Video: Vrachtwagens van de Eerste Wereldoorlog. Verenigd Koninkrijk

Video: Vrachtwagens van de Eerste Wereldoorlog. Verenigd Koninkrijk
Video: Boeing 707 - отец всех боингов. История и описание авиалайнера 2024, April
Anonim

In Groot-Brittannië en zijn koloniën was de Amerikaanse Ford-T ook een van de meest voorkomende auto's. Ze werden onmiddellijk gemobiliseerd voor militaire dienst en veranderden … in patrouillewagens. Ze verschilden weinig van hun civiele tegenhangers, behalve dat ze achterin een Vickers-machinegeweer op een statief hadden. Soms werd ook het lichte Lewis-machinegeweer gebruikt en bestond de patrouillebemanning uit twee personen. Omdat veel van deze machines in woestijnomstandigheden moesten werken, hebben ze water in blikjes. Water was ook nodig voor watergekoelde machinegeweren, vooral omdat het al in de derde minuut van het vuren in de behuizing kookte.

De Model T werd gebruikt in Mesopotamië en Palestina tegen de Turken. Ze werden toegewezen aan cavaleriedivisies en dienden als leiders. Nadat ze de vijand hadden ontdekt, trokken ze zich terug, verstopten zich achter mitrailleurvuur en stuurden berichten met raketten. Opgemerkt werd dat de bemanningen van deze auto's zeer professioneel handelden. Wat echter niet verwonderlijk is, omdat ze meestal burgerchauffeurs rekruteerden, en ze vonden het een eer om op de patrouille te dienen en hun hoge professionele vaardigheden te demonstreren.
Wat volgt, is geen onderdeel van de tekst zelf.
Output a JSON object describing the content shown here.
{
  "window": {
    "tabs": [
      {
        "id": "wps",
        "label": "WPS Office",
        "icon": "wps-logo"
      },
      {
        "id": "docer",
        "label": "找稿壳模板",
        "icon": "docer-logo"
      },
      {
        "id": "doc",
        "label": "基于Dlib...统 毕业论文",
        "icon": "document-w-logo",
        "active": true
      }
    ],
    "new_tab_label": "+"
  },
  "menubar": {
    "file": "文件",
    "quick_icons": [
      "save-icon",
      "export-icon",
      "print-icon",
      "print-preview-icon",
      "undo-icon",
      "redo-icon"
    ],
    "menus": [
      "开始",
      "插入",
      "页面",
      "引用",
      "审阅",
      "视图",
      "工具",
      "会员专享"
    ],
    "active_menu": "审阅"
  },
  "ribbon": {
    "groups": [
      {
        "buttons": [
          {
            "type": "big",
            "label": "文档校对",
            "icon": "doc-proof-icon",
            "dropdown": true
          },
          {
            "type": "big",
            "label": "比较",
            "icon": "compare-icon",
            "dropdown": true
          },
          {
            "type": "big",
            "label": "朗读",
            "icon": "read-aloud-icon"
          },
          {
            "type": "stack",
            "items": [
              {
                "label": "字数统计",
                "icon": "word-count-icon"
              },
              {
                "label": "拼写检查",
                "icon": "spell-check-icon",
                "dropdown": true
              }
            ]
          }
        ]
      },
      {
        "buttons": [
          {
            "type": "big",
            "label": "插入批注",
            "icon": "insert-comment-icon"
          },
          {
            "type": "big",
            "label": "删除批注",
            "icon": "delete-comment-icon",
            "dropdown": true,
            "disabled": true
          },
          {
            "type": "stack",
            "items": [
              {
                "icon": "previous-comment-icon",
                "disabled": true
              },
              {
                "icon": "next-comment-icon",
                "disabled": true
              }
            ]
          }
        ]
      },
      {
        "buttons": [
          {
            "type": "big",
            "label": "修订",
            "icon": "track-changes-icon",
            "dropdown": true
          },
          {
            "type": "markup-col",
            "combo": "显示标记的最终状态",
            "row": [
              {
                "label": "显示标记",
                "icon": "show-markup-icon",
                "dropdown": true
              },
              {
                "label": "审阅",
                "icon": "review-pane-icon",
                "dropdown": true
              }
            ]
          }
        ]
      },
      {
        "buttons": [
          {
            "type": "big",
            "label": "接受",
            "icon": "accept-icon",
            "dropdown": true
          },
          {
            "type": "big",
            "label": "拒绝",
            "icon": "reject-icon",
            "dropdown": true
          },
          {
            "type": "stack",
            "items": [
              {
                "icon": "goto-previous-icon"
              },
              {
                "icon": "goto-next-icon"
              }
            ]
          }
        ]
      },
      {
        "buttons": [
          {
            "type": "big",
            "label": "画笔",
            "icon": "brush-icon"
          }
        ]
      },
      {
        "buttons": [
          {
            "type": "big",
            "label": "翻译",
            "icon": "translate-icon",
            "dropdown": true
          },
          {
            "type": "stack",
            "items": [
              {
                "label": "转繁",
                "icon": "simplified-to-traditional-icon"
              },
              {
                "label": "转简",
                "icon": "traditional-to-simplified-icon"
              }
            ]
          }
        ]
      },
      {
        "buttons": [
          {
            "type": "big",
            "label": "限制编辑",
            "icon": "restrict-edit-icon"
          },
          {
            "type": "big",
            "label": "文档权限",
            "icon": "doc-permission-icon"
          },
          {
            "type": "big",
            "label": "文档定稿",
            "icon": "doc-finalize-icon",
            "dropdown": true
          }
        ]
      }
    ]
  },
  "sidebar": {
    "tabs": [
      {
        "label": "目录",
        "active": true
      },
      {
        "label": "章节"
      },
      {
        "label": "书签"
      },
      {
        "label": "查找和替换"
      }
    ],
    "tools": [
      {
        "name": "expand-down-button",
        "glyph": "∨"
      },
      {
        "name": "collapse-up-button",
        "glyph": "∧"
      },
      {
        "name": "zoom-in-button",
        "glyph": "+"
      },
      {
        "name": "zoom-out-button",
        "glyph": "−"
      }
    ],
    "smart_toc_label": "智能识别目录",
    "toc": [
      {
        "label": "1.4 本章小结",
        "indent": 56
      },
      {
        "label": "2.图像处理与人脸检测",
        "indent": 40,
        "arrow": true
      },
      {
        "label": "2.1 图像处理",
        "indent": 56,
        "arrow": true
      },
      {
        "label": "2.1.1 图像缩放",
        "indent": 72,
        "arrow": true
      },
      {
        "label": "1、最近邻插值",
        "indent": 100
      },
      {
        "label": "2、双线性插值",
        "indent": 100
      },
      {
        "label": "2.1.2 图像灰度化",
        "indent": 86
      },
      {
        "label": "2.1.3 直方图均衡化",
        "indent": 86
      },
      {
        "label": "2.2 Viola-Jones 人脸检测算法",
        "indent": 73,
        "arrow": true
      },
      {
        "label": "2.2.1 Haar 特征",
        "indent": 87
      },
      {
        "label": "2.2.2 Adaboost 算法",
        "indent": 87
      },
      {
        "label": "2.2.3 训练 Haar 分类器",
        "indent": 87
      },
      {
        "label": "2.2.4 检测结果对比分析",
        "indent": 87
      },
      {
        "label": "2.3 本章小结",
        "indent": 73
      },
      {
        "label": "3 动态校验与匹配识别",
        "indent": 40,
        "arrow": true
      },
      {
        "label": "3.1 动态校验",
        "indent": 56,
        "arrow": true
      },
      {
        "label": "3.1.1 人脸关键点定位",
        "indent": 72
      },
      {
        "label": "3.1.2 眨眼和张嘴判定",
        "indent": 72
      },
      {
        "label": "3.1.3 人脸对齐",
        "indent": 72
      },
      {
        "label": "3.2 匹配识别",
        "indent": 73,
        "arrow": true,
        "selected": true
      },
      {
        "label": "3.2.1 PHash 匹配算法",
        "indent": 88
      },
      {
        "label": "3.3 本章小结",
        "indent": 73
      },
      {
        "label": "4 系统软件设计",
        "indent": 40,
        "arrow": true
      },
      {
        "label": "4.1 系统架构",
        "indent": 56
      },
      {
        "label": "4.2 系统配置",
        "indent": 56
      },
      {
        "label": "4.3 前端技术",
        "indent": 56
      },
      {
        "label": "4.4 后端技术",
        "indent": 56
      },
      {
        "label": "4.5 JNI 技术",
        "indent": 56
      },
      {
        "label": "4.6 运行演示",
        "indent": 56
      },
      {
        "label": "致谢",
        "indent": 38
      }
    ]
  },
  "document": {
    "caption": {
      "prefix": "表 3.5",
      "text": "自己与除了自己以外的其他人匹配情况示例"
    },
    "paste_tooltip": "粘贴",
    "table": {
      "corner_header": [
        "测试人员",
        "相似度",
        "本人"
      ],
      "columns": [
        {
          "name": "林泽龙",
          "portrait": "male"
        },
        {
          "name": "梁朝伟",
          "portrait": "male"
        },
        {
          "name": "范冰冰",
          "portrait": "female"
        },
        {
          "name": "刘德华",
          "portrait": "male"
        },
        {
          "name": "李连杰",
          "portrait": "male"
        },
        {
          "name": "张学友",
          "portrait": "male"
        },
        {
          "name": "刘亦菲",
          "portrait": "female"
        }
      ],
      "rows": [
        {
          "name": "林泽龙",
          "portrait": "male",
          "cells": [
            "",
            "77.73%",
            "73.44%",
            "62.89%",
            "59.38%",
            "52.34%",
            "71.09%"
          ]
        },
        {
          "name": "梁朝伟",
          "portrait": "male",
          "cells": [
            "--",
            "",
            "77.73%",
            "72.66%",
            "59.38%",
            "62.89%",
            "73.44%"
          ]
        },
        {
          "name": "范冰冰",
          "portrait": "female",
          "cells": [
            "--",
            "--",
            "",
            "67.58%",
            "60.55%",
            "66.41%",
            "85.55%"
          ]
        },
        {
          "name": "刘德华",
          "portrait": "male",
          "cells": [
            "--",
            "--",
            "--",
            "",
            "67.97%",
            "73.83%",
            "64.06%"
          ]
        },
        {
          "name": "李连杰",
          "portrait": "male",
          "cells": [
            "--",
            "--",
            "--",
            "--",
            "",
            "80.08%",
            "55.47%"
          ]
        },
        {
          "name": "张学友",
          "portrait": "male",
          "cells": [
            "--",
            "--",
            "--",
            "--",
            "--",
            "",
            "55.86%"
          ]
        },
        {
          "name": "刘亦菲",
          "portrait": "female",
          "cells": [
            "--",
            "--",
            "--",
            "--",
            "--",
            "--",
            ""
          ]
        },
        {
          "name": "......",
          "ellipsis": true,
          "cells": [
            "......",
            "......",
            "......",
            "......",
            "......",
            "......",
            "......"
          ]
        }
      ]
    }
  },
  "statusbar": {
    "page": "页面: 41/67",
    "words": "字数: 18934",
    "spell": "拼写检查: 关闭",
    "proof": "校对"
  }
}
Hier is het trouwens nodig om iets te vertellen over hoe ze toen in het algemeen met een auto reden, want het was zeker geen gemakkelijke zaak, zo moeilijk dat niet elke hedendaagse bestuurder het zou hebben volgehouden. In tegenstelling tot moderne auto's, waarbij alle hendels en knoppen in de cockpit zitten, zaten bij de meeste auto's tijdens de Eerste Wereldoorlog twee zeer belangrijke hendels aan de rechterkant: de shifter voor het schakelen en de handremhendel in de ratelsector. Op het stuur zaten twee halfronde getande sectoren en twee shifters - een voor het instellen van het ontstekingstijdstip en de tweede voor handmatig gas, en van daaruit waren er bedieningskabels. Onder de voeten (dat was toen al het geval) waren de transmissie- en gasrempedalen.

De motor werd als volgt gestart. Eerst werden het krukastoerental en het ontstekingstijdstip ingesteld met de shifter. Toen schakelde het ontstekingssysteem op het dashboard van magneto naar batterij en was er meestal een zacht gezoem. Nu was het mogelijk om de cockpit te verlaten, voor de radiator te gaan staan en de kruk te pakken, en zodat de duim noodzakelijkerwijs evenwijdig was aan alle anderen, in een vuist. Een dergelijke greep is speciaal aangeleerd, omdat anders, als plotseling een vinger naar voren steekt, tijdens een mislukte start, wanneer de as in de tegenovergestelde richting rukte als gevolg van vertraagde ontsteking in de cilinders, de hendel plotseling de vinger zou kunnen raken en zelfs zou kunnen breken.

Het handvat moest scherp met de klok mee worden "gedraaid", en toen begon de motor te "niezen" en te trillen door een ongelijkmatige werking. Hier was het nodig om niet met je ogen te knipperen, maar snel terug in de cockpit te klimmen en de shifters voorzichtig te manipuleren zodat de motor soepel begon te lopen en tegelijkertijd goed op temperatuur kwam. Toen was het al mogelijk om de accu-ontsteking weer op magneto te zetten, de koppeling in te knijpen en de eerste snelheid aan te zetten…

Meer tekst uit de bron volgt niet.